“In the middle of my search my mother woke up, and of course I had to explain. I told her about her door opening, and the knocks on the banister, and that I had come up and found her asleep. I said nothing about the smell, which was not very distinct; but told her that the thing happening twice had made me a bit nervous, and possibly fanciful, and I thought I would take a look ’round, just to feel satisfied.
“I have thought since that the reason I made no mention of the smell, was not only that I did not want to frighten my mother, for I was scarcely that myself; but because I had only a vague half-knowledge that I associated the smell with fancies too indefinite and peculiar to bear talking about. You will understand that I am able now to analyze and put the thing into words; but then I did not even know my chief reason for saying nothing; let alone appreciate its possible significance.
“It was my mother, after all, who put part of my vague sensations into words:—
“‘What a disagreeable smell!’ she exclaimed, and was silent a moment, looking at me. Then:—’You feel there’s something wrong?’ still looking at me, very quietly but with a little, nervous note of questioning expectancy.

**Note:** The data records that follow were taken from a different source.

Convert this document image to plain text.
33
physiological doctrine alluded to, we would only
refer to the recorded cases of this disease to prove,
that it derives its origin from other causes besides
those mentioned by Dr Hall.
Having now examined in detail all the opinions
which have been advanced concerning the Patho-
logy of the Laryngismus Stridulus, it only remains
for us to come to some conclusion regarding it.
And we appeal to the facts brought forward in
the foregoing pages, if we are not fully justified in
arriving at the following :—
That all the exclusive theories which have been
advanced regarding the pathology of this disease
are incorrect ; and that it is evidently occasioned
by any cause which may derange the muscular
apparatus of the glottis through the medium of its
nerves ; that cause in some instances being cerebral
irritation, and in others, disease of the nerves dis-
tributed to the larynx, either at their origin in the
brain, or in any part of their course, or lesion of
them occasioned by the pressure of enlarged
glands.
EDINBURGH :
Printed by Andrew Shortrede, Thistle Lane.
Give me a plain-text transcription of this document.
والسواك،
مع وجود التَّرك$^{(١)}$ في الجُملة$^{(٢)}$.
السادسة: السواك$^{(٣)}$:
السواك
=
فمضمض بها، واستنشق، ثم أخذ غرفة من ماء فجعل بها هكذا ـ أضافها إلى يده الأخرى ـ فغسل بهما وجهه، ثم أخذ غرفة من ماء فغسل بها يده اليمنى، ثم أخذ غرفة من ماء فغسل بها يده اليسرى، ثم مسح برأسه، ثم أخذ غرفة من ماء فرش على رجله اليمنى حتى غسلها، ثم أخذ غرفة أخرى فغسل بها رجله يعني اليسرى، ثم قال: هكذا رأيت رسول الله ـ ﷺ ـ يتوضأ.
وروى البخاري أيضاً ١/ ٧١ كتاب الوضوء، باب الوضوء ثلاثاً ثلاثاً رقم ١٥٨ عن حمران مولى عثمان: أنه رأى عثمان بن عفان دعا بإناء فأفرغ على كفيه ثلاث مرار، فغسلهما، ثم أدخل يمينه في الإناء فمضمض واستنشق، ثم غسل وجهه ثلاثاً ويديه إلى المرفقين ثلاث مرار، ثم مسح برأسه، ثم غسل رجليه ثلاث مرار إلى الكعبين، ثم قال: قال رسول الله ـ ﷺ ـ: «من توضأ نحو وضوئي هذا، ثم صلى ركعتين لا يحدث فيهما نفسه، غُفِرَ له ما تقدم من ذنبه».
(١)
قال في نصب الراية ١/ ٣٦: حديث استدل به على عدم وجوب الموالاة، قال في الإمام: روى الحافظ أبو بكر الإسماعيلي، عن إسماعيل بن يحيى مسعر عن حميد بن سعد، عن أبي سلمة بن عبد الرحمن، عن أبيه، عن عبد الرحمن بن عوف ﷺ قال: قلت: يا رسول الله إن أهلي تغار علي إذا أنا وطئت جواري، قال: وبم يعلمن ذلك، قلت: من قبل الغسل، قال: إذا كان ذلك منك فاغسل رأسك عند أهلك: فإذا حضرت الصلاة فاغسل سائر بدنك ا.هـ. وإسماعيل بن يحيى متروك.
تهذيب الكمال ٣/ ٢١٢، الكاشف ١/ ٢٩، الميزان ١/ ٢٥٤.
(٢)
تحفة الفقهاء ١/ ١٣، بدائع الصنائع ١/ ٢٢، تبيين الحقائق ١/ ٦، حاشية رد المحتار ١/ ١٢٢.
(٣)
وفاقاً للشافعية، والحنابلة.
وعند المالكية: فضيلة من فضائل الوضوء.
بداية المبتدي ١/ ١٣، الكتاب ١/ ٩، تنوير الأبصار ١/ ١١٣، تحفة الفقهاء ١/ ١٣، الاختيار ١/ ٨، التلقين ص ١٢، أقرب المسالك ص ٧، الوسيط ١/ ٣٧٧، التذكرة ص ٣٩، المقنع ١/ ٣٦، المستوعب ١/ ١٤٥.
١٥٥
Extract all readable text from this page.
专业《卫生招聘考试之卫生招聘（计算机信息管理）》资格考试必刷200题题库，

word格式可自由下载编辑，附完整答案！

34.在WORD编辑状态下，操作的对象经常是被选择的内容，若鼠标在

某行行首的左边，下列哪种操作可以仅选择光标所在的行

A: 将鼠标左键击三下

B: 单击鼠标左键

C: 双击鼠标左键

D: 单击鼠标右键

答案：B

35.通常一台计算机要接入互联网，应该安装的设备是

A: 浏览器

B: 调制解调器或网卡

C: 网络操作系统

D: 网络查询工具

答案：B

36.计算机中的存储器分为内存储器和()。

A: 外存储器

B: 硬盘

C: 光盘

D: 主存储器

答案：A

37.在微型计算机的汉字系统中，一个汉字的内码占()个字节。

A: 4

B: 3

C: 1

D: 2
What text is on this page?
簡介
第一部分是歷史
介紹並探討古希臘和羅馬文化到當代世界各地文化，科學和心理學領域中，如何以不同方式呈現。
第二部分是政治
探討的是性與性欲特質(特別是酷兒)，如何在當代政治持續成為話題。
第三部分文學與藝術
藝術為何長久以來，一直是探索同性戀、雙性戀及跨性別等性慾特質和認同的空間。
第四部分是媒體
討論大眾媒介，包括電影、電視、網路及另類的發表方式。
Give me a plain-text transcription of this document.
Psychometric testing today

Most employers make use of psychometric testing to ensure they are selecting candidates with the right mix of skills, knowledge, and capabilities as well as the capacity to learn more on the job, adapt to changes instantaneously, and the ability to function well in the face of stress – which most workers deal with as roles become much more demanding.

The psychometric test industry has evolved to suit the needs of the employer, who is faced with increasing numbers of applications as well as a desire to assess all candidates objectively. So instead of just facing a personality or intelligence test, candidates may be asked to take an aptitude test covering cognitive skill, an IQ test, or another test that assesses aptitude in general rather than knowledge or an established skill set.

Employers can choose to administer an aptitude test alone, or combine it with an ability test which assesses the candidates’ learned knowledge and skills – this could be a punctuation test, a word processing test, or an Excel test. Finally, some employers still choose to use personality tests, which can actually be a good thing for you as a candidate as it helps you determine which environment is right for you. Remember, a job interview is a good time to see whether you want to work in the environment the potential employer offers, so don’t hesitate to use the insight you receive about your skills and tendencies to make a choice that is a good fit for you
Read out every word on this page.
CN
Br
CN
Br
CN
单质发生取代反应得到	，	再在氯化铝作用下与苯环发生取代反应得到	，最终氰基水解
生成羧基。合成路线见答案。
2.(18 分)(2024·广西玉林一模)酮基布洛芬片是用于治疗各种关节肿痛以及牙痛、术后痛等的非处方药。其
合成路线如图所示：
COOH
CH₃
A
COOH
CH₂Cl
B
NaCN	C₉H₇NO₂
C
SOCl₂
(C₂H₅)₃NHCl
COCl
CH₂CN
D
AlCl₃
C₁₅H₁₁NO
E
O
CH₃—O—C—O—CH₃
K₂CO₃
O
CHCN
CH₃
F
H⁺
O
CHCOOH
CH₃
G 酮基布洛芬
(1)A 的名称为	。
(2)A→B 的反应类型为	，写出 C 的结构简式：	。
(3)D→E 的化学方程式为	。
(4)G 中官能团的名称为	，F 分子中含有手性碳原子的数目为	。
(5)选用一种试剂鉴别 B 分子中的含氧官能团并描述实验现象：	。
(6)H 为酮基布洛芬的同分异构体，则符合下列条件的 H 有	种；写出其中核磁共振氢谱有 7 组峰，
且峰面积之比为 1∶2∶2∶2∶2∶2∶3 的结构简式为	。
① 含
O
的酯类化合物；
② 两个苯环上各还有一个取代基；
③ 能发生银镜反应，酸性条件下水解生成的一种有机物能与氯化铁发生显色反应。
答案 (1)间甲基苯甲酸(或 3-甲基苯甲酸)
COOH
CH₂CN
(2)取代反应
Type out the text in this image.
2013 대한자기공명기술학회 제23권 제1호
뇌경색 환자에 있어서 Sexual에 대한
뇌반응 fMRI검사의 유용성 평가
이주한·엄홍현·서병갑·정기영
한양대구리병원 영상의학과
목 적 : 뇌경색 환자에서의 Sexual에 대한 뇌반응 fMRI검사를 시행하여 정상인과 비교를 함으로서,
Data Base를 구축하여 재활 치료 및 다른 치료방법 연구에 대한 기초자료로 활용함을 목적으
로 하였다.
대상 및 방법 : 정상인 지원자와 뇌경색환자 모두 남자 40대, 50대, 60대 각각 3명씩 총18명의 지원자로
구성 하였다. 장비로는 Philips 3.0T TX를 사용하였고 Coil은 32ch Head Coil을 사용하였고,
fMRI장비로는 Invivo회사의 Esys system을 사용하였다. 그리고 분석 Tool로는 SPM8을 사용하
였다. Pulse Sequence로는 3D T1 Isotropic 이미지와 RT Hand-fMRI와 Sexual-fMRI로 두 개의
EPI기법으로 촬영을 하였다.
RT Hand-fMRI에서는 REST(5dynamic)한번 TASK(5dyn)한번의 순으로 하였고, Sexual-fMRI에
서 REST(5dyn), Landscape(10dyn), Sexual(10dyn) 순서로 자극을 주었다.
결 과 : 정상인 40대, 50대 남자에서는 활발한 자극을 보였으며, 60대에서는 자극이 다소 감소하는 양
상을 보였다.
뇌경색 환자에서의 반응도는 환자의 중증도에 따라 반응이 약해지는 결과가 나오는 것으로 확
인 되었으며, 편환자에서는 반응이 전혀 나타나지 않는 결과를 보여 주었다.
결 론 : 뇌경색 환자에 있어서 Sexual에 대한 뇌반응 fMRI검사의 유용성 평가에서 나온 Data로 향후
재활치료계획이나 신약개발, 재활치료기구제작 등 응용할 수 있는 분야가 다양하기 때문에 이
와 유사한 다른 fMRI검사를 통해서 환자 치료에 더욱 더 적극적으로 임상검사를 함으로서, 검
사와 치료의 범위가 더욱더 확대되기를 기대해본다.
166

“‘I don’t know,’ I said. ’I can’t understand it, unless you’ve really been walking about in your sleep.’
“‘The smell,’ she said.
“‘Yes,’ I replied. ’That’s what puzzles me too. I’ll take a walk through the house; but I don’t suppose it’s anything.’
“I lit her candle, and taking the lamp, I went through the other bedrooms, and afterward all over the house, including the three underground cellars, which was a little trying to the nerves, seeing that I was more nervous than I would admit.
“Then I went back to my mother, and told her there was really nothing to bother about; and, you know, in the end, we talked ourselves into believing it was nothing. My mother would not agree that she might have been sleepwalking; but she was ready to put the door opening down to the fault of the latch, which certainly snicked very lightly. As for the knocks, they might be the old warped woodwork of the house cracking a bit, or a mouse rattling a piece of loose plaster. The smell was more difficult to explain; but finally we agreed that it might easily be the queer night smell of the moist earth, coming in through the open window of my mother’s room, from the back garden, or—for that matter—from the little churchyard beyond the big wall at the bottom of the garden.
“And so we quietened down, and finally I went to bed, and to sleep.
“I think this is certainly a lesson on the way we humans can delude ourselves; for there was not one of these explanations that my reason could really accept. Try to imagine yourself in the same circumstances, and you will see how absurd our attempts to explain the happenings really were.
“In the morning, when I came down to breakfast, we talked it all over again, and whilst we agreed that it was strange, we also agreed that we had begun to imagine funny things in the backs of our minds, which now we felt half ashamed to admit. This is very strange when you come to look into it; but very human.